The forest that overshadowed these flowers was among the most diverse I'd seen west of the Mississippi. Besides the Douglas fir, tan oak, madrone, golden chinquapin and goldencup oak I had expected just east of the coastal crest, I found ponderosa pine, Jeffrey pine, sugar pine, western white pine, knobcone pine, and incense cedar. Moist ravines were full of Port Orford cedar, a lacy-foliaged tree with fluted bark like a redwood's. The diversity became confusing; it seemed I had to consult my tree field guide every few minutes.

Samuel Langhorne Clemens, aka Mark Twain, weighs in on the most talkative species of wildlife in the Sierra -- the bluejay -- in a wonderful yarn that puts the owl to shame, Krystal Rogers relates encounters with camp-raiding black bears along the section of trail that climbs up and over Donohue Pass in Yosemite National Park, and an historical account by Theodore S. Solomons delves into the origins of the John Muir Trail, which overlaps the PCT through Yosemite and Sequoia national parks.

Though trying to pick a favorite is much like trying to pick a favorite among your children, Mr. Hughes said one story that stood out to him came from a hiker who completed two thru-hikes on the PCT ... a quarter-century apart.

"There is an interesting story at the end of the California volume written by Jerry Smith of Corvallis, Oregon. Jerry thru-hiked the PCT twice 25 years apart. His reflections on those two experiences and how the trail has changed may best capture the contemporary trail experience," said the editor. "But, there are some wonderful stories that have give a more historical sense of the trail experience. One of those is a wonderful adventure story taken from William O. Douglas' memoir, Of Men and Mountains, which is included in the Oregon/Washington volume. Douglas, who was 17 at the time, was accompanied by his 13-year old brother on a multi-day backpacking trip along the route now followed by the PCT southeast of Mt. Rainier.
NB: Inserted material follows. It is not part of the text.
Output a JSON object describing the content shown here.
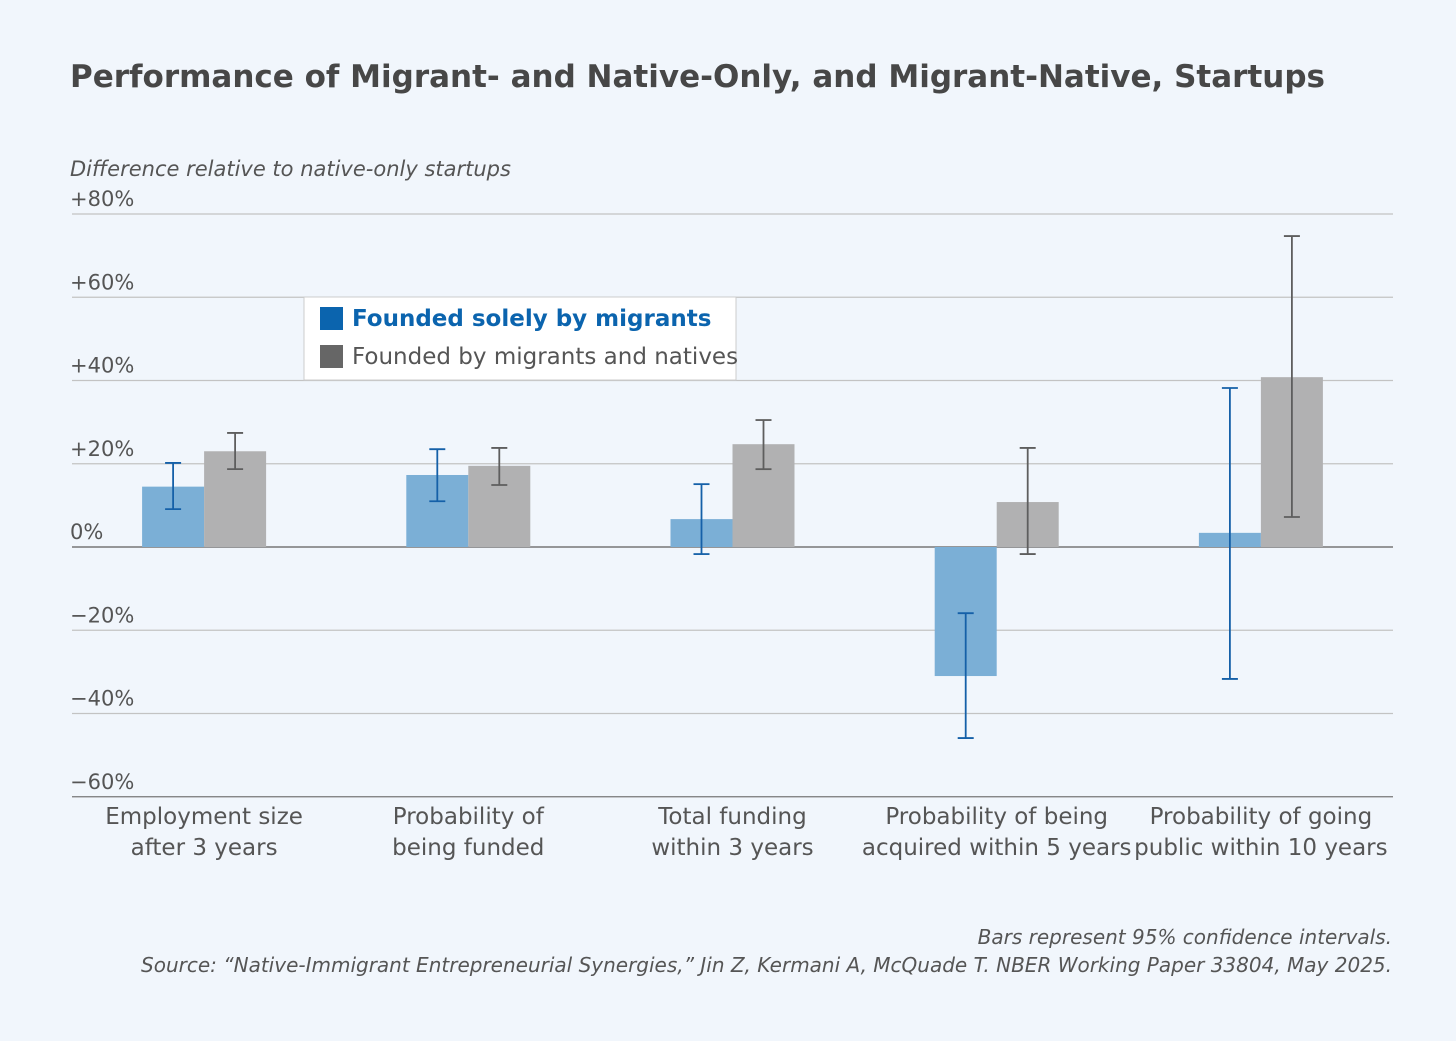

"Since the trail is so diverse, from the arid southern sections to the wet and cold North Cascades and everything in between, it is hard to pick one piece that conveys setting," added Mr. Hughes. "But I would say that each of the seven sections of the two volumes has at least one story intended to capture the setting of that particular section. In the 'Cascades and the Klamath Knot' section (California volume), there is a wonderful excerpt from David Rains Wallace's "The Klamath Knot" that does just that. Mary Austin's "Land of Little Rain" does that in the 'Southern California' section."
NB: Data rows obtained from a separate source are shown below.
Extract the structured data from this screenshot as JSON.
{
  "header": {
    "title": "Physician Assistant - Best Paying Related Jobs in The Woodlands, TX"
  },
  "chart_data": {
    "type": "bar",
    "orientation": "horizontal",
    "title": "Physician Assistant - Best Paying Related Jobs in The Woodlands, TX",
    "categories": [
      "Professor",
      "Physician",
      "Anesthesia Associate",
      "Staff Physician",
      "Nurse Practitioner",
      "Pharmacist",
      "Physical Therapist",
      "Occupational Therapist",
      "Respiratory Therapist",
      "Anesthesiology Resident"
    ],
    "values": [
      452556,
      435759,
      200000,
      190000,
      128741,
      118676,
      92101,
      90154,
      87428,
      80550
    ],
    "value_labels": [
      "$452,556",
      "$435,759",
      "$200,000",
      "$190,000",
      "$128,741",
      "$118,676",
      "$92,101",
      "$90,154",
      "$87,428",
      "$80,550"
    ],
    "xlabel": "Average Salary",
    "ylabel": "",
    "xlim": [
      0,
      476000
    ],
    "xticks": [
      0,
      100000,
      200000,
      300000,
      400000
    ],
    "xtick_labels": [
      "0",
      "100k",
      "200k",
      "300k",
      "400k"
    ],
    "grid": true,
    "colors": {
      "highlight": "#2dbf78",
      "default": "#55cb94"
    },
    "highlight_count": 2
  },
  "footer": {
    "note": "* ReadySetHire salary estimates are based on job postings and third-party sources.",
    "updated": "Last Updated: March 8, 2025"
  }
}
Combined, these two volumes capture various aspects, elements, and experiences along the Pacific Crest Trail. There's no need to read them in any order, or even cover-to-cover. Rather, you can peruse them by simply opening up to a new entry and read from there.

While some entries might not be as polished as others, that's not a fault of the editors, but a strength of the collection. Indeed, the diversity contributes to the richness of the two volumes and offers varying insights for the aspiring hiker or armchair adventurer.